Staley started the season as the #2 RB behind Brian McDonald-Ashford. McDonald was a solid back, no doubt, but as the season progressed it became all too obvious that Staley was our guy. He racked up 1,596 yards on 196 carries (that's an 8.14 yards-per-carry average, for those of you keeping score at home) and 24 TDs. He did this after missing three games: two to injury and one for academic issues. 2001 saw Luke Staley emerge as, sure I'll say it, the best running back in BYU history.
Staley had help, though. He was complemented by a unique quarterback in Brandon Doman. Doman was not the most gifted athlete to ever step under center at BYU, but he had speed and he worked hard. He ran Crowton's new option-style offense with ease, and it gave Staley some very nice, long runs.
One thing was certain in Provo: We were going to score points.

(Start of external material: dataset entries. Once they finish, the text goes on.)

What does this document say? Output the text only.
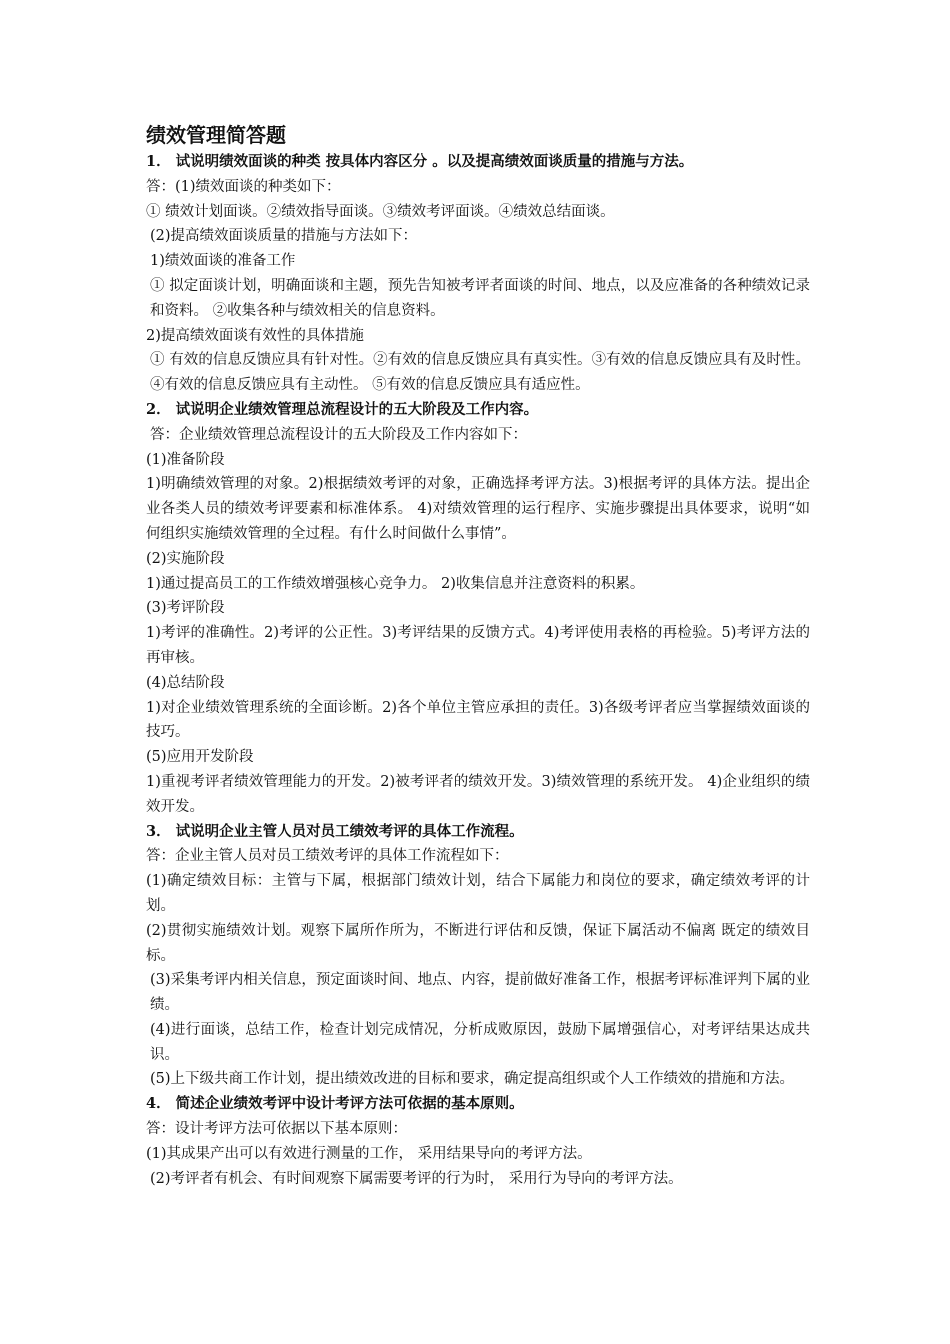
绩效管理简答题

1． 试说明绩效面谈的种类 按具体内容区分 。以及提高绩效面谈质量的措施与方法。

答：(1)绩效面谈的种类如下：

① 绩效计划面谈。②绩效指导面谈。③绩效考评面谈。④绩效总结面谈。

(2)提高绩效面谈质量的措施与方法如下：

1)绩效面谈的准备工作

① 拟定面谈计划，明确面谈和主题，预先告知被考评者面谈的时间、地点，以及应准备的各种绩效记录和资料。 ②收集各种与绩效相关的信息资料。

2)提高绩效面谈有效性的具体措施

① 有效的信息反馈应具有针对性。②有效的信息反馈应具有真实性。③有效的信息反馈应具有及时性。 ④有效的信息反馈应具有主动性。 ⑤有效的信息反馈应具有适应性。

2． 试说明企业绩效管理总流程设计的五大阶段及工作内容。

答：企业绩效管理总流程设计的五大阶段及工作内容如下：

(1)准备阶段

1)明确绩效管理的对象。2)根据绩效考评的对象，正确选择考评方法。3)根据考评的具体方法。提出企业各类人员的绩效考评要素和标准体系。 4)对绩效管理的运行程序、实施步骤提出具体要求，说明“如何组织实施绩效管理的全过程。有什么时间做什么事情”。

(2)实施阶段

1)通过提高员工的工作绩效增强核心竞争力。 2)收集信息并注意资料的积累。

(3)考评阶段

1)考评的准确性。2)考评的公正性。3)考评结果的反馈方式。4)考评使用表格的再检验。5)考评方法的再审核。

(4)总结阶段

1)对企业绩效管理系统的全面诊断。2)各个单位主管应承担的责任。3)各级考评者应当掌握绩效面谈的技巧。

(5)应用开发阶段

1)重视考评者绩效管理能力的开发。2)被考评者的绩效开发。3)绩效管理的系统开发。 4)企业组织的绩效开发。

3． 试说明企业主管人员对员工绩效考评的具体工作流程。

答：企业主管人员对员工绩效考评的具体工作流程如下：

(1)确定绩效目标：主管与下属，根据部门绩效计划，结合下属能力和岗位的要求，确定绩效考评的计划。

(2)贯彻实施绩效计划。观察下属所作所为，不断进行评估和反馈，保证下属活动不偏离 既定的绩效目标。

(3)采集考评内相关信息，预定面谈时间、地点、内容，提前做好准备工作，根据考评标准评判下属的业绩。

(4)进行面谈，总结工作，检查计划完成情况，分析成败原因，鼓励下属增强信心，对考评结果达成共识。

(5)上下级共商工作计划，提出绩效改进的目标和要求，确定提高组织或个人工作绩效的措施和方法。

4． 简述企业绩效考评中设计考评方法可依据的基本原则。

答：设计考评方法可依据以下基本原则：

(1)其成果产出可以有效进行测量的工作， 采用结果导向的考评方法。

(2)考评者有机会、有时间观察下属需要考评的行为时， 采用行为导向的考评方法。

2001 was, as the Bible puts it, a "Whited Sepulchre." It was beautiful on the outside--very flashy and entertaining, but once you broke through the stunning offensive facade you found a rotting corpse of a defense.
Sure we were winning games, but games that end with scores like 70-35, 35-31, 54-34, 63-33 etc. don't do much for confidence in the stopping power of the defense.
Sure enough, one team pulled the curtain on our Wizard of Oz puppet show and exposed us for the ragged, pathetic team we really were in 2001. The Rainbow Warriors of Hawai'i rained a beating on us that I still feel when it snows outside. In the first quarter alone the Rainbows scored on a 24-yard pass, a 74-yard punt return and a 100-yard kickoff return.
The final score: 72-45. Ouch.
To add insult to injury, before the game the then 12-0 Cougs were formally told that they would not be invited to participate in the newly formed BCS even if they beat Hawai'i, despite their undefeated record and #9 ranking.
And to add injury to that insult and injury, Luke Staley broke his leg the week before at Mississippi State and was out for the season.
The Cougs went on to lose to Louisville in the Liberty Bowl, and a once-promising season crumbled to the ground and left Cougar nation with a bitter taste in their mouths.
2001 SDP: Facing a three point deficit to the Utes with a shade over one minute left in the game, Luke Staley takes a pitch from Brandon Doman and gallops 30 yards down the sideline for what turned out to be the winning touchdown. Onlookers (myself included) stand dumbfounded after witnessing Staley's speed.
Staley's run was a perfect example of the explosiveness of BYU's offense in 2001. They could strike anywhere, at any time. However, it was also a chilling reminder of the reliance that was placed on the Doak Walker Award winner Staley.